[PATCH 046/131] drm/i915: Allow DMA pagetables to use highmem

Sat Aug 6 07:36:13 UTC 2016

As we never need to directly access the pages we allocate for scratch and
the pagetables, and always remap them into the GTT through the dma
remapper, we do not need to limit the allocations to lowmem i.e. we can
pass in the __GFP_HIGHMEM flag to the page allocation.
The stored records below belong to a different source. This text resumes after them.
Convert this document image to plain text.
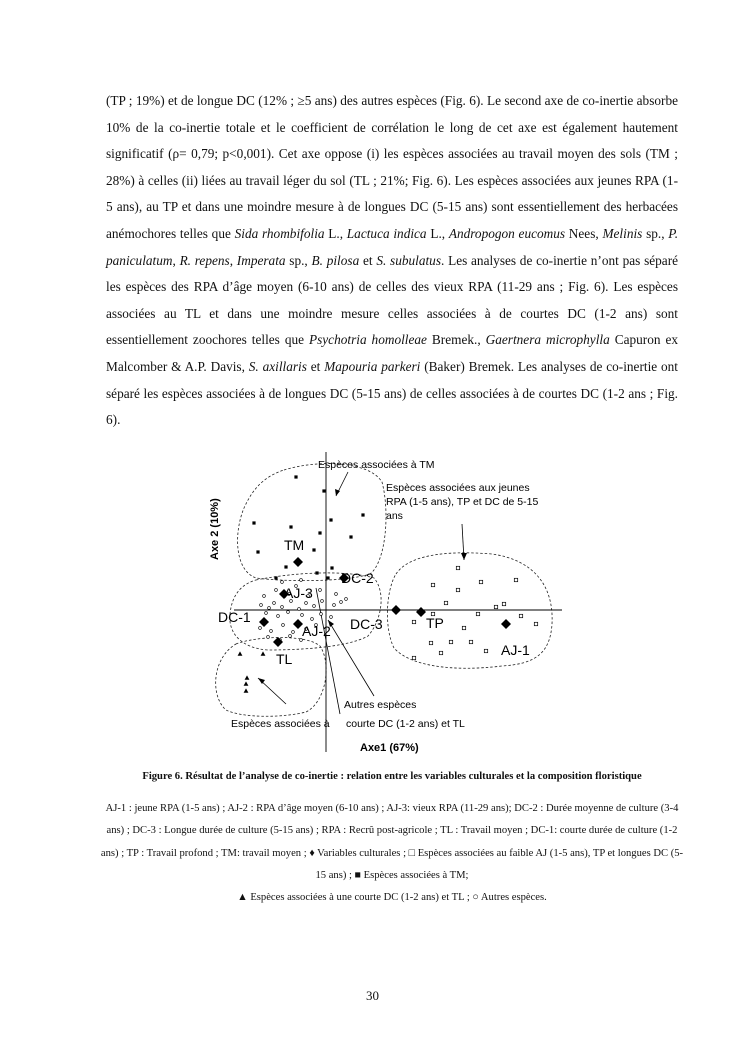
(TP ; 19%) et de longue DC (12% ; ≥5 ans) des autres espèces (Fig. 6). Le second axe de co-inertie absorbe 10% de la co-inertie totale et le coefficient de corrélation le long de cet axe est également hautement significatif (ρ= 0,79; p<0,001). Cet axe oppose (i) les espèces associées au travail moyen des sols (TM ; 28%) à celles (ii) liées au travail léger du sol (TL ; 21%; Fig. 6). Les espèces associées aux jeunes RPA (1-5 ans), au TP et dans une moindre mesure à de longues DC (5-15 ans) sont essentiellement des herbacées anémochores telles que Sida rhombifolia L., Lactuca indica L., Andropogon eucomus Nees, Melinis sp., P. paniculatum, R. repens, Imperata sp., B. pilosa et S. subulatus. Les analyses de co-inertie n’ont pas séparé les espèces des RPA d’âge moyen (6-10 ans) de celles des vieux RPA (11-29 ans ; Fig. 6). Les espèces associées au TL et dans une moindre mesure celles associées à de courtes DC (1-2 ans) sont essentiellement zoochores telles que Psychotria homolleae Bremek., Gaertnera microphylla Capuron ex Malcomber & A.P. Davis, S. axillaris et Mapouria parkeri (Baker) Bremek. Les analyses de co-inertie ont séparé les espèces associées à de longues DC (5-15 ans) de celles associées à de courtes DC (1-2 ans ; Fig. 6).

TM
DC-2
AJ-3
DC-1
AJ-2 DC-3	TP
AJ-1
TL
Espèces associées à TM
Espèces associées aux jeunes
RPA (1-5 ans), TP et DC de 5-15
ans
Autres espèces
Espèces associées à courte DC (1-2 ans) et TL
Axe1 (67%)
Axe 2 (10%)
Figure 6. Résultat de l’analyse de co-inertie : relation entre les variables culturales et la composition floristique
AJ-1 : jeune RPA (1-5 ans) ; AJ-2 : RPA d’âge moyen (6-10 ans) ; AJ-3: vieux RPA (11-29 ans); DC-2 : Durée moyenne de culture (3-4 ans) ; DC-3 : Longue durée de culture (5-15 ans) ; RPA : Recrû post-agricole ; TL : Travail moyen ; DC-1: courte durée de culture (1-2 ans) ; TP : Travail profond ; TM: travail moyen ; ♦ Variables culturales ; □ Espèces associées au faible AJ (1-5 ans), TP et longues DC (5-15 ans) ; ■ Espèces associées à TM;
▲ Espèces associées à une courte DC (1-2 ans) et TL ; ○ Autres espèces.
30
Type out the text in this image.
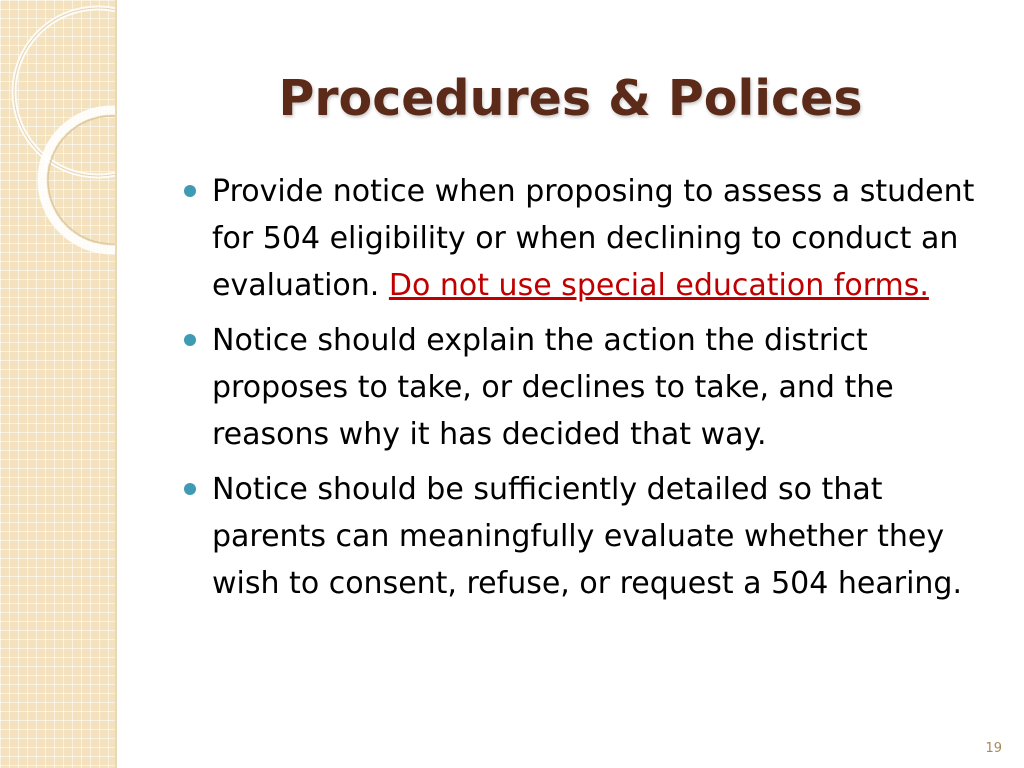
Procedures & Polices
Provide notice when proposing to assess a student for 504 eligibility or when declining to conduct an evaluation. Do not use special education forms.
Notice should explain the action the district proposes to take, or declines to take, and the reasons why it has decided that way.
Notice should be sufficiently detailed so that parents can meaningfully evaluate whether they wish to consent, refuse, or request a 504 hearing.
19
For backwards compatibility, e.g. certain old GPUs not liking highmem
for certain functions that may be accidentally mapped to the scratch
page by userspace, keep the GMCH probe as only allocating form DMA32.

Signed-off-by: Chris Wilson <chris at chris-wilson.co.uk>
---
 drivers/gpu/drm/i915/i915_drv.h         |  1 +
 drivers/gpu/drm/i915/i915_gem_gtt.c     | 18 ++++++++++++------
 drivers/gpu/drm/i915/i915_gem_request.c | 13 +++++++++----
 drivers/gpu/drm/i915/i915_gpu_error.c   |  4 +++-
 4 files changed, 25 insertions(+), 11 deletions(-)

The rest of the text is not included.